Friday, May 24, 2024

Digital POWRR Institute

 Jaime Valenzuela is the Archivist and Scholarly Communications Lead at the Cracchiolo Law Library at the University of Arizona. In this guest post, he writes about his recent experience attending the Digital POWRR Institute on building digital collections and how it applies to his work in an academic law library.

I am a solo archivist at the Daniel F. Cracchiolo Law Library and my responsibilities include documenting the life of the law school. Preservation is included in that responsibility so that others may access that life in its many forms in the future. Much of that life is now being produced or captured digitally. For a law library fortunate enough to find itself responsible for documenting its history, digital preservation is a key piece of responsible stewardship. 


Earlier this year I had the opportunity to attend the Digital POWRR (Preserving digital Objects With Restricted Resources) Institute at the University of Arizona. The Institute is designed for librarians and archivists to build skills for curating and preserving digital collections under the tutelage of Digital POWRR project staff. Topics of lecture and discussion included digital preservation policy, storage solutions, hardware obsolescence, and integrity


One of the best aspects of the Institute was the “Walk the Workflow” demonstration of a digital preservation tool called DataAccessioner. This open-source tool is designed to create a copy of the files that live on external media to a new file location such as a shared network drive. Important features of DataAccessioner include the ability to enter descriptive metadata following the Dublin Core metadata schema and the creation of checksums of the file being migrated from one location to another.

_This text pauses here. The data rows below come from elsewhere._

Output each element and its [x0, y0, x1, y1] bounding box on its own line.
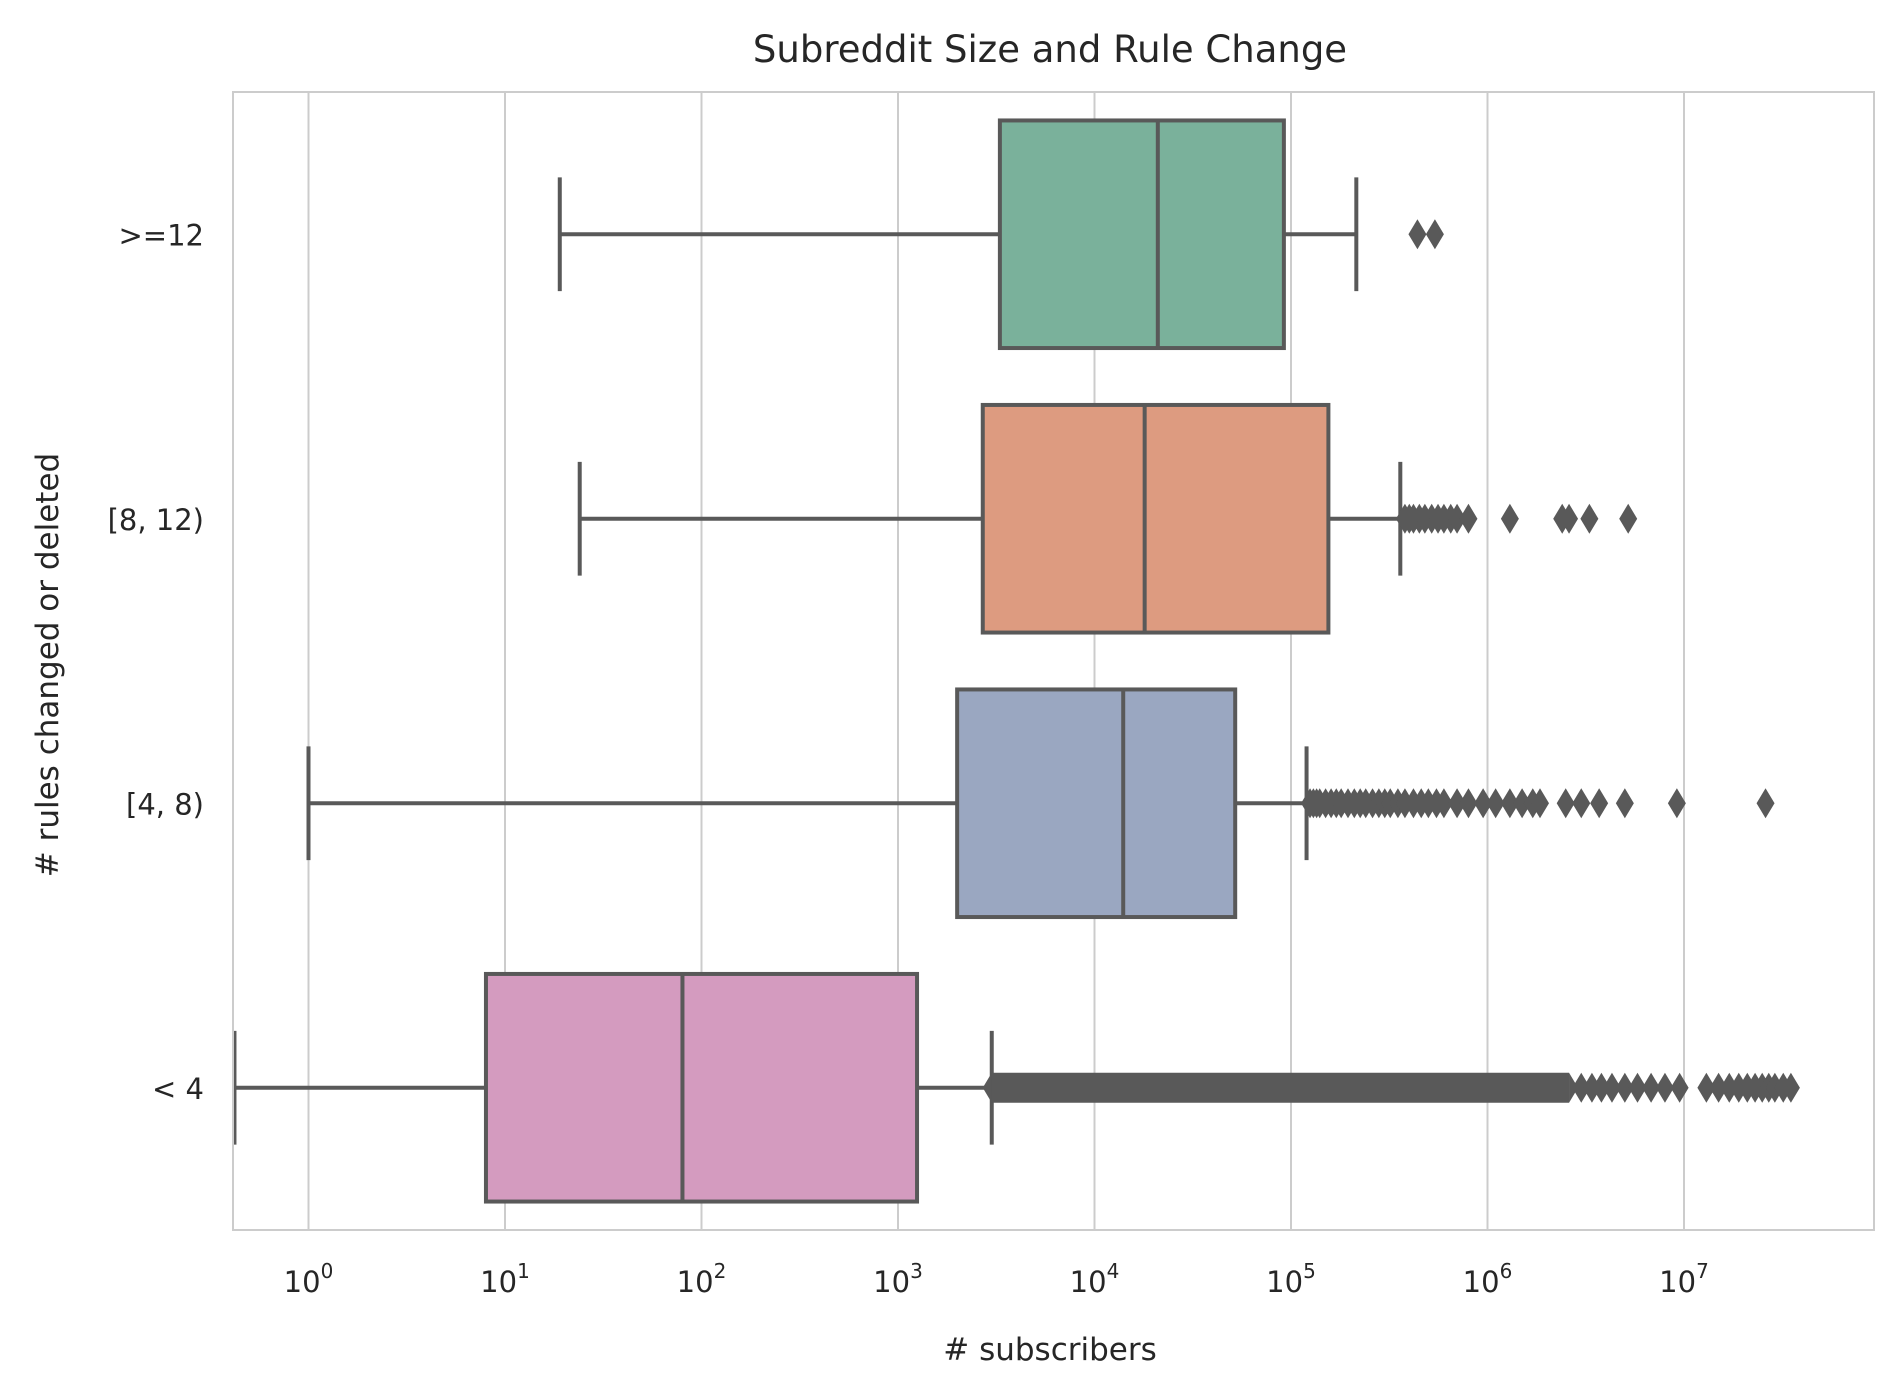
x-tick-exponent: 7 — [1696, 1259, 1709, 1283]
outlier-point — [1556, 788, 1575, 819]
x-tick-base: 10 — [677, 1265, 714, 1299]
outlier-point — [1572, 788, 1591, 819]
x-tick-label: 103 — [873, 1259, 923, 1299]
x-tick-base: 10 — [1659, 1265, 1696, 1299]
outlier-point — [1619, 503, 1638, 534]
x-tick-exponent: 0 — [321, 1259, 334, 1283]
box-iqr — [997, 118, 1286, 351]
x-tick-exponent: 5 — [1303, 1259, 1316, 1283]
x-tick-exponent: 3 — [910, 1259, 923, 1283]
box-iqr — [483, 971, 920, 1204]
outlier-point — [1474, 788, 1493, 819]
outlier-point — [1655, 1072, 1674, 1103]
outlier-point — [1448, 503, 1467, 534]
outlier-point — [1592, 1072, 1611, 1103]
x-tick-label: 107 — [1659, 1259, 1709, 1299]
y-tick-label: [8, 12) — [108, 503, 204, 537]
outlier-point — [1615, 788, 1634, 819]
x-tick-base: 10 — [873, 1265, 910, 1299]
outlier-point — [1500, 788, 1519, 819]
box-iqr — [955, 687, 1238, 920]
box-iqr — [980, 402, 1331, 635]
outlier-point — [1408, 219, 1427, 250]
outlier-point — [1781, 1072, 1800, 1103]
x-tick-base: 10 — [480, 1265, 517, 1299]
x-tick-label: 100 — [284, 1259, 334, 1299]
x-tick-exponent: 6 — [1500, 1259, 1513, 1283]
outlier-point — [1459, 503, 1478, 534]
outlier-band-cap — [982, 1072, 992, 1103]
outlier-layer — [982, 219, 1800, 1103]
x-tick-exponent: 2 — [714, 1259, 727, 1283]
outlier-point — [1670, 1072, 1689, 1103]
x-tick-label: 104 — [1070, 1259, 1120, 1299]
outlier-point — [1560, 503, 1579, 534]
outlier-point — [1425, 219, 1444, 250]
outlier-point — [1580, 503, 1599, 534]
y-tick-label: >=12 — [119, 218, 205, 252]
outlier-point — [1628, 1072, 1647, 1103]
x-tick-label: 101 — [480, 1259, 530, 1299]
outlier-point — [1572, 1072, 1591, 1103]
outlier-point — [1720, 1072, 1739, 1103]
outlier-point — [1602, 1072, 1621, 1103]
outlier-point — [1500, 503, 1519, 534]
x-axis-label: # subscribers — [943, 1332, 1157, 1368]
y-axis-label: # rules changed or deleted — [30, 453, 66, 877]
y-tick-label: < 4 — [152, 1072, 204, 1106]
outlier-point — [1434, 788, 1453, 819]
outlier-point — [1709, 1072, 1728, 1103]
outlier-point — [1590, 788, 1609, 819]
outlier-point — [1582, 1072, 1601, 1103]
outlier-point — [1615, 1072, 1634, 1103]
x-tick-base: 10 — [1266, 1265, 1303, 1299]
box-layer — [232, 118, 1403, 1204]
chart-title: Subreddit Size and Rule Change — [753, 28, 1347, 71]
x-tick-label: 105 — [1266, 1259, 1316, 1299]
y-tick-label: [4, 8) — [126, 787, 204, 821]
tick-layer: 100 101 102 103 104 105 106 107>=12[8, 12)[4, 8… — [108, 218, 1709, 1299]
outlier-point — [1513, 788, 1532, 819]
outlier-band — [991, 1072, 1570, 1103]
outlier-point — [1530, 788, 1549, 819]
outlier-point — [1756, 788, 1775, 819]
x-tick-base: 10 — [284, 1265, 321, 1299]
x-tick-base: 10 — [1463, 1265, 1500, 1299]
outlier-point — [1459, 788, 1478, 819]
outlier-point — [1642, 1072, 1661, 1103]
x-tick-label: 102 — [677, 1259, 727, 1299]
outlier-point — [1448, 788, 1467, 819]
x-tick-exponent: 4 — [1107, 1259, 1120, 1283]
outlier-point — [1486, 788, 1505, 819]
outlier-point — [1667, 788, 1686, 819]
axes-frame — [232, 91, 1875, 1231]
x-tick-label: 106 — [1463, 1259, 1513, 1299]
x-tick-exponent: 1 — [517, 1259, 530, 1283]
x-tick-base: 10 — [1070, 1265, 1107, 1299]
outlier-point — [1697, 1072, 1716, 1103]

To actively participate in the demonstration, I downloaded and installed the latest version of OpenJDK (a freely available version of java) and a legacy version of DataAccessioner to my personal laptop. For tool testing purposes, I choose to use my personal laptop to bypass any administrative privileges associated with my institutionally owned work laptop. With software installed, I used pre-selected files shared with all Institute participants to use during a live end-to-end demonstration of the workflow. The workflow was also distributed physically allowing for a secondary form of instruction and to serve as documentation for use in the future. Screenshots were included in the documentation, and the files that participants used were the same files used in the demonstration. With the help of instructors, I was able to successfully create duplicate copies of the material I worked with. Having the opportunity to test drive a tool such as DataAccessioner under the guidance of instructors was the highlight of my Digital POWRR experience. 


Another great take away from the Institute is the “POWRR Plan.” The POWRR Plan is a personalized and actionable preservation plan that attendees work on in consultation with POWRR instructors to take home to their institutions allowing attendees to use some of their new found knowledge and take action. The plans include both short and long term goals that span form one month to twelve. 


One of my short term goals within my POWRR Plan was to properly document the digital objects under my stewardship. Using an existing internal LibGuide created for the purposes of documenting library workflows, I included a section titled “Digital Material: What it is and Where is it Stored?” One of my long-term goals is to create a statement on preserving digital collections at my law library. Having such a statement will help ensure that digital preservation is a part of my law library’s core philosophy within archives and special collections.